Posted: 8/31/2008 8:21:30 PM
Sharing life's joys and sorrows are a must if you want to be a good partner. When you partner is down then she would like someone to cheer her up after having a good cry. Also laughing makes you feel good and if you feel good when you are with someone then you obviously want to be with them more. If you are single then you have had the incident we all probably share. Your watching your favorite T.V. show and either something funny happens in it or there is an unbelievably good commercial that makes you laugh. You look around and realize you are alone and laughing like a loon. You either call someone and say you will never believe this or you feel like an idiot and stifle your laughter. Now if you have a partner you can laugh with she may be in the kitchen cooking or doing laundry and you can walk in and tell her what you saw and she is going to laugh with you and moments like that will draw you closer. Life is too hard to take seriously.

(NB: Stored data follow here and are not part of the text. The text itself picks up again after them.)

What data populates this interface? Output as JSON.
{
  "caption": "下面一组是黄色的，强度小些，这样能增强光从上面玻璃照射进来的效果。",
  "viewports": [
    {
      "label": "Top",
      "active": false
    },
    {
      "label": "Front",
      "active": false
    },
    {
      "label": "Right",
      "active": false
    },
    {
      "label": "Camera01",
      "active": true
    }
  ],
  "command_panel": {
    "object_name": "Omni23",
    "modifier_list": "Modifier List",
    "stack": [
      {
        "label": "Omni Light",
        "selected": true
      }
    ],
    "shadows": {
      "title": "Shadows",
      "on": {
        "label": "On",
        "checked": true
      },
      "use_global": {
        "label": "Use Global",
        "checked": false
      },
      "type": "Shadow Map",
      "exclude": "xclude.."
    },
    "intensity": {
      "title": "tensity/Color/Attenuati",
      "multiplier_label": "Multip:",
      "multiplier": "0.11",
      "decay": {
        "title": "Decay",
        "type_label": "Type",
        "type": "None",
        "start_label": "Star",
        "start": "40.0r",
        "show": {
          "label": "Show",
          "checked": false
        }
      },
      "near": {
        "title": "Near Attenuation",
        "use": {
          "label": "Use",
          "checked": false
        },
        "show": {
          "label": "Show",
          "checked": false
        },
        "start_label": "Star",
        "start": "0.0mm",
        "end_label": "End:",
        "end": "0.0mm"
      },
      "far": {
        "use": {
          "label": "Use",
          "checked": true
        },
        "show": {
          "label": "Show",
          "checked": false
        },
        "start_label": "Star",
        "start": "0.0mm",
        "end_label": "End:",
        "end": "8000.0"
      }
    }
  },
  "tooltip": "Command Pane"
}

Personally I am one of those that want someone with a sense of humor. Not someone who when I say something dumb deliberately for laughs looks at me like I have lost it or who actually believes I am that dumb or puts me down for my joke. A guy who can laugh will take it a step further. That is part of the spice of life that makes things so enjoyable. We dont want to sound depressing and like we need to be "treated" by saying I am looking for a man to let me cry on his shoulder all the time. It is easier to say looking to share laughter.